7.52am 17th July 2009 - Management Topics

Talking at Turnberry earlier this week Greg Norman, whose business empire includes golf course design and turf farms, said that for the first time in his business life of nearly 20 years he had had to lay people off, which was not ‘not a good feeling’.

“My business is like any business,” he said. “You have to make adjustments. If you become reactionary to a situation you‘re probably in a bad state. If you‘re pro-active to it and you know you‘ve prepared yourself for moments like this – nobody can really pick when a recession is going to hit, nobody really knows to the magnitude of what it is – but if you have a good business model and you have the flexibility and adaptability to work with that you can get yourself through it.

“The golf course design business in America is absolutely dead, and it doesn‘t look like it‘s going to come back for quite a while, to tell you the truth.

“In our business we see the rest of the world leading the come back from the recession before the United States. I spent time in China two weeks ago. I‘ve got a lot of belief in China.

“I cross my fingers that we‘ll get in the Olympics. If golf gets in the Olympics, look out the rest of the world. I think golf will really take off in China. The growth in China right now is like 50 percent a year in the number of players. They estimate by 2020 there will be 26 million golfers in China; that‘s more than the United States or anywhere else. So if we all study what‘s happening in China, then golf, all of us are going to be much better off and there will probably be more events there and it will be a destination to go.

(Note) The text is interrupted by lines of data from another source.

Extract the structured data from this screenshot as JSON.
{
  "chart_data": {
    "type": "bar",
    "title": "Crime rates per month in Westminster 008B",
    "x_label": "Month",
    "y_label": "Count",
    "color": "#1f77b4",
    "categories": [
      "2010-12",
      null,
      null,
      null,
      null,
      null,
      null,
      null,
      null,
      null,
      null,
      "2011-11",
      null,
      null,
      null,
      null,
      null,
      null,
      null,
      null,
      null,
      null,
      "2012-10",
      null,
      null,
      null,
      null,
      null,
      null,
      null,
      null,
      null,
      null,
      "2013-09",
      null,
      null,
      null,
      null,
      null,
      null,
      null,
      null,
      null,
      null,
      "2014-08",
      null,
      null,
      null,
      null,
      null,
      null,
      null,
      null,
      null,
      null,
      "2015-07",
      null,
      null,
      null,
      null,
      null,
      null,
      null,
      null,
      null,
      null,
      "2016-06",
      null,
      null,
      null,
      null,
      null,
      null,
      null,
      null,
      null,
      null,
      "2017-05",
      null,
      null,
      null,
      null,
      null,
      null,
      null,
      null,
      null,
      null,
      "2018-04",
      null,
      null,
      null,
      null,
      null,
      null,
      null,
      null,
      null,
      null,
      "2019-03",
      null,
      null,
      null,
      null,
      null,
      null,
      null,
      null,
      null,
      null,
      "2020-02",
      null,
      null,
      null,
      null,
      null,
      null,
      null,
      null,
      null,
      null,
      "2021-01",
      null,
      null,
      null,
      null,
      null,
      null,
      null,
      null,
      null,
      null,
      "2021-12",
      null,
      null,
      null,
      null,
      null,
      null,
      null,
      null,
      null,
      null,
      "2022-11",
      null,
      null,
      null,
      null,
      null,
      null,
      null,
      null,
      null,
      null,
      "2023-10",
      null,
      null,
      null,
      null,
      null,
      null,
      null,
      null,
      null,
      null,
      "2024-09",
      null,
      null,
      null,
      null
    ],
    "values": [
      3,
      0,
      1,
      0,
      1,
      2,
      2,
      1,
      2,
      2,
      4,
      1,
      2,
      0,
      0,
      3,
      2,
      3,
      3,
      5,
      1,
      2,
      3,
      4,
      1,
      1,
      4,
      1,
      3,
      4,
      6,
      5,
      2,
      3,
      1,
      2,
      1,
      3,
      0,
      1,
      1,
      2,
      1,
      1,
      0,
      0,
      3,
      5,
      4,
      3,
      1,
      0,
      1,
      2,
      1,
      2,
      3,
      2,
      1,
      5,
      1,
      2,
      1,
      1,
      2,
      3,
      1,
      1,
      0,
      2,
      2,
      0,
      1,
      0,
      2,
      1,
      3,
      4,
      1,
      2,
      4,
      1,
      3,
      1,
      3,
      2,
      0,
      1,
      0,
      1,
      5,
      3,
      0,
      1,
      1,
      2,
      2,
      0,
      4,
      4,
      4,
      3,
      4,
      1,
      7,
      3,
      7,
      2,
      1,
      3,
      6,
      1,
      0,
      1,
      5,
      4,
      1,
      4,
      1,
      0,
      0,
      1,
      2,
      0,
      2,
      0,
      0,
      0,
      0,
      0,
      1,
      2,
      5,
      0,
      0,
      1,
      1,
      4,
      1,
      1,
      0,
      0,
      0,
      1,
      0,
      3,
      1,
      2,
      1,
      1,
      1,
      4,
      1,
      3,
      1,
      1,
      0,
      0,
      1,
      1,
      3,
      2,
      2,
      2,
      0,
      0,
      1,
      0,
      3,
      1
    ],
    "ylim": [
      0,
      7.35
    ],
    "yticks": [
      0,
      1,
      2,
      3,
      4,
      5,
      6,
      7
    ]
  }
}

“You have to put ideological thoughts and opinions aside; you have to see where the growth of our game is going to go. And that goes into a lot of places. We see development in the Far East. I‘m building three golf courses in Vietnam.”

Asked about cutting his ties with MacGregor Golf, Greg Norman surprised many by saying: “Well, I had a very small part of MacGregor. People thought I owned it outright, but I did not, I only had a small percentage. There was a management buyout. There was a management buyout in the UK and in the United States. We still owned the intellectual property up until a certain period of time and we sold that off.

“It was a decision that the senior shareholders wanted to do. I supported it. The survivors in this game right now in the hard goods business are ‘Wall Street brands’. The middle tier and the lower tier brands are going to get killed, because the Nikes, the Callaways, the Acushnets and those guys of the world, they‘ve got the volume and they‘ve got the penetration to be able to survive through this.

“But the mid-tier brands or the smaller brands, they‘re going to have a harder time. And that‘s where we kind of saw the writing on the wall and we got out while we could.”